Calhoun v. Calhoun, 277 S.C. 527, 532, 290 S.E.2d 415, 418 (1982): The undue influence necessary to invalidate a will must reach a level of force and coercion, not the influence of affection and attachment nor the mere desire of gratifying the wishes of another.
The main purpose of this kind of clause, however, is to put beneficiaries in fear of losing their inheritance if they challenge the will in court. Most estate planning lawyers in South Carolina recommend a no contest clause. They are common in other states as well, and for good reason.

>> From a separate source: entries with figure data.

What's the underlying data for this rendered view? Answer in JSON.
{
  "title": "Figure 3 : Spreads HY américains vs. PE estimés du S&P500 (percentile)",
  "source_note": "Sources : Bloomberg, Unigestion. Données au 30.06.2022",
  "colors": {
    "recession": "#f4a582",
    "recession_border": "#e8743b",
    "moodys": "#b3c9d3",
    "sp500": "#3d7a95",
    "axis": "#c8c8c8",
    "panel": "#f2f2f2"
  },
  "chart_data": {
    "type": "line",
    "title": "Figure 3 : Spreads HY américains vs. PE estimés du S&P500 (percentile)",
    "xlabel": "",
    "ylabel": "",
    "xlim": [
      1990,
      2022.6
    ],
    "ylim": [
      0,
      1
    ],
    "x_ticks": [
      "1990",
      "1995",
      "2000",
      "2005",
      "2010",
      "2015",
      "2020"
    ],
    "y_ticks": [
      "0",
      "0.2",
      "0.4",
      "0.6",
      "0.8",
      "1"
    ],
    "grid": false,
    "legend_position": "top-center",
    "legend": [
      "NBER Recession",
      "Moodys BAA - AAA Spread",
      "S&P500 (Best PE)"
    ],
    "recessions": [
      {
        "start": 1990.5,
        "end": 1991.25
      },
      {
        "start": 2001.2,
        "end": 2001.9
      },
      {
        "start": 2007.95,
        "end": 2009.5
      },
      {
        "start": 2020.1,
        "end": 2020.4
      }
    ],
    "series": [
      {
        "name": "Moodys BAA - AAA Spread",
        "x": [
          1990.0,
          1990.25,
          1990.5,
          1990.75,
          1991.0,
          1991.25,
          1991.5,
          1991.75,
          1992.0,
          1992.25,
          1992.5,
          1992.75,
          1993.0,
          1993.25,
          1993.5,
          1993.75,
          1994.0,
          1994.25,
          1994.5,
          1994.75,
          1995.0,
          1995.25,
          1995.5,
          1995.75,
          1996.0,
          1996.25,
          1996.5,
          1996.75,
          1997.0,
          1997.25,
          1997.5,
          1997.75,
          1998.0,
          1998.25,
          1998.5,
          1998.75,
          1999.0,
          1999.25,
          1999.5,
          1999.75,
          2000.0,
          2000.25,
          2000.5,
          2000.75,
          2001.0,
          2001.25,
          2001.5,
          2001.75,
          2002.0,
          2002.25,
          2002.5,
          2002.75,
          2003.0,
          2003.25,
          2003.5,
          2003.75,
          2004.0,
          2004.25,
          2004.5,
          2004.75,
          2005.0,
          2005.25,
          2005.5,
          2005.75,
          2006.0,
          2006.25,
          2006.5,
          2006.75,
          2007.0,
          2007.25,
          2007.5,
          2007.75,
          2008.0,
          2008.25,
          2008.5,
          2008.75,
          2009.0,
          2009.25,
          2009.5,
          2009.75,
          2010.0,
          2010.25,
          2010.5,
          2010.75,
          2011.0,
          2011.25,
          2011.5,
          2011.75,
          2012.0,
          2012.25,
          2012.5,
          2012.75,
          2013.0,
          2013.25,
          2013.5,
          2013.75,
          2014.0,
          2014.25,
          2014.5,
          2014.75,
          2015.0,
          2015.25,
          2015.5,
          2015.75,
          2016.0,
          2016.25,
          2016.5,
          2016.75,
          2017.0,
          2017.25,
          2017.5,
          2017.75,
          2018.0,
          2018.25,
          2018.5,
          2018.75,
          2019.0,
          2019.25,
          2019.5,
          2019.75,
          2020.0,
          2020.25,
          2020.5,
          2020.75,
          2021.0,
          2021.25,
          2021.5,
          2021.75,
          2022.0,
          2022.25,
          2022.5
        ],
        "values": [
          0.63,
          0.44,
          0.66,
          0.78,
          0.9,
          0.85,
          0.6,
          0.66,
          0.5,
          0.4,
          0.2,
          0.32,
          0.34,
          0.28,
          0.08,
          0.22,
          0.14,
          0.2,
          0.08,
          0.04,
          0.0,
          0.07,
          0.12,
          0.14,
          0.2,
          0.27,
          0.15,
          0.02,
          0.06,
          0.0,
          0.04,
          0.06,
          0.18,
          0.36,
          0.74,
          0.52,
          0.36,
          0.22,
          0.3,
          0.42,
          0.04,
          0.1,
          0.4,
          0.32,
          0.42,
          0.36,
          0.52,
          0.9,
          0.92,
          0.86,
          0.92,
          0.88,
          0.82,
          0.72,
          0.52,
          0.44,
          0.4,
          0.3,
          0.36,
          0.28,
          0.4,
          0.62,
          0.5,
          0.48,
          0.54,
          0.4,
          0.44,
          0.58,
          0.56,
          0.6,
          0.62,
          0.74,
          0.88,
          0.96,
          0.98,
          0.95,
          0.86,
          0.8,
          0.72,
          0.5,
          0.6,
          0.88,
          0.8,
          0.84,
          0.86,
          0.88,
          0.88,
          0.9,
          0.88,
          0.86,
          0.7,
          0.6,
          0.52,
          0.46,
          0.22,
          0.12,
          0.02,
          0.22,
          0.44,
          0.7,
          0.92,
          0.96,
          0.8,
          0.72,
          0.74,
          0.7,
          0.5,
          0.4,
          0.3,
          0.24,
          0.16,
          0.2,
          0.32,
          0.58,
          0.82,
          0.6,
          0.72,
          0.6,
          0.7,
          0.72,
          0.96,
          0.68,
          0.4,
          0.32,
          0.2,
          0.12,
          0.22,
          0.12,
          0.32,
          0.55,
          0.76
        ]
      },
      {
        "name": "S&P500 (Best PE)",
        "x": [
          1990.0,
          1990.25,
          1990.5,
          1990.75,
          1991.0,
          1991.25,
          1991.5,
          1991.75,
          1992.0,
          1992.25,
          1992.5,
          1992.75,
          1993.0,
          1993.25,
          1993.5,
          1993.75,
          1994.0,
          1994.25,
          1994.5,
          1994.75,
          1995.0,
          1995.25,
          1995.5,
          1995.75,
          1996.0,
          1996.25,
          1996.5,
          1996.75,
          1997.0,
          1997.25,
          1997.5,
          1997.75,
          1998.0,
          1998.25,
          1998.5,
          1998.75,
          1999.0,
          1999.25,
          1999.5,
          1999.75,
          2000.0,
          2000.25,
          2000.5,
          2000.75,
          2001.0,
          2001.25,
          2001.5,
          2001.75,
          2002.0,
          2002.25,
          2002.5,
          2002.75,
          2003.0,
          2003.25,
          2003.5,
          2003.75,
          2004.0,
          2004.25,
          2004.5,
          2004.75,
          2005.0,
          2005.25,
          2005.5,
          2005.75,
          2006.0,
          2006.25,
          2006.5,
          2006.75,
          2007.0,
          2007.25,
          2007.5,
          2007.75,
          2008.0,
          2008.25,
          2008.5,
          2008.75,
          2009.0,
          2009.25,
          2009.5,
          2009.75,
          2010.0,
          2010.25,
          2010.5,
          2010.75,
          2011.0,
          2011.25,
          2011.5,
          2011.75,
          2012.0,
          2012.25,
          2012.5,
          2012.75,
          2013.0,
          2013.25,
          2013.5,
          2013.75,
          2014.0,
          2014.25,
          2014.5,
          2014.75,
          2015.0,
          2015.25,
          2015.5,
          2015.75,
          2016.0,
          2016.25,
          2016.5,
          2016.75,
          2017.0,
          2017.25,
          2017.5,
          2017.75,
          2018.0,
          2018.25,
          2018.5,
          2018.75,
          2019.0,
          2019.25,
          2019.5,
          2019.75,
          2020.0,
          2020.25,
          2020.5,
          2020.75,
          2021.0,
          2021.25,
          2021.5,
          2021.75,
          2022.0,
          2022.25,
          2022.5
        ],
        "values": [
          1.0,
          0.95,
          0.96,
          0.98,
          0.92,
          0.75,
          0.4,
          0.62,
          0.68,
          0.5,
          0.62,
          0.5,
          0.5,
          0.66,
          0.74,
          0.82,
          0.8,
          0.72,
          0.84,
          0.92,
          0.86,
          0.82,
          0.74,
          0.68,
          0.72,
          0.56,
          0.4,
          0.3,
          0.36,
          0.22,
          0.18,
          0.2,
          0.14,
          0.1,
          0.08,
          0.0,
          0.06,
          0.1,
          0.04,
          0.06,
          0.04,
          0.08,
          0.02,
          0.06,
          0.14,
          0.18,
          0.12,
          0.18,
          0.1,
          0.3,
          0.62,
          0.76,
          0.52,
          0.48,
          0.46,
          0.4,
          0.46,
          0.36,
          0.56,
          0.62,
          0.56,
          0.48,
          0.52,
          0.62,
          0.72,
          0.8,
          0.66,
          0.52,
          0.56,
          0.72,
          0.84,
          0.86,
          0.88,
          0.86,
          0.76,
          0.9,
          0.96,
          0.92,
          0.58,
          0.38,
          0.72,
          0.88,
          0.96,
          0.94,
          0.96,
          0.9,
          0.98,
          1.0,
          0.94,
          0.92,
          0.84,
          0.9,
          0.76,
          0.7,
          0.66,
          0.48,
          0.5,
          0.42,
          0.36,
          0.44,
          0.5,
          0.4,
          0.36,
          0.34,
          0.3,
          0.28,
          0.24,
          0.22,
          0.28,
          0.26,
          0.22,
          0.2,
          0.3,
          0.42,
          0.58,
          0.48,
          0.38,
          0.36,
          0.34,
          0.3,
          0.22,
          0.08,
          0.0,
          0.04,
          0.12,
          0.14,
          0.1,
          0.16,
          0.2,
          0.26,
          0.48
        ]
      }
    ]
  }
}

How Much Time Do I Have? South Carolina has a limited time frame for which a person can contest a will. A person withstanding to contest the will must do so within eight months of the informal probate proceedings or one year after the decedent's death, whichever date is later.
The Estate Settlement Timeline: While there is no specific deadline for this in South Carolina law, it is generally best to do so within a month to prevent unnecessary delays in the probate process.
Lack of formalities. Wills must be properly drafted, witnessed, and signed in ance with various requirements under state law. An estate litigation lawyer can explain more details about these formalities. Without them, the will may not be valid.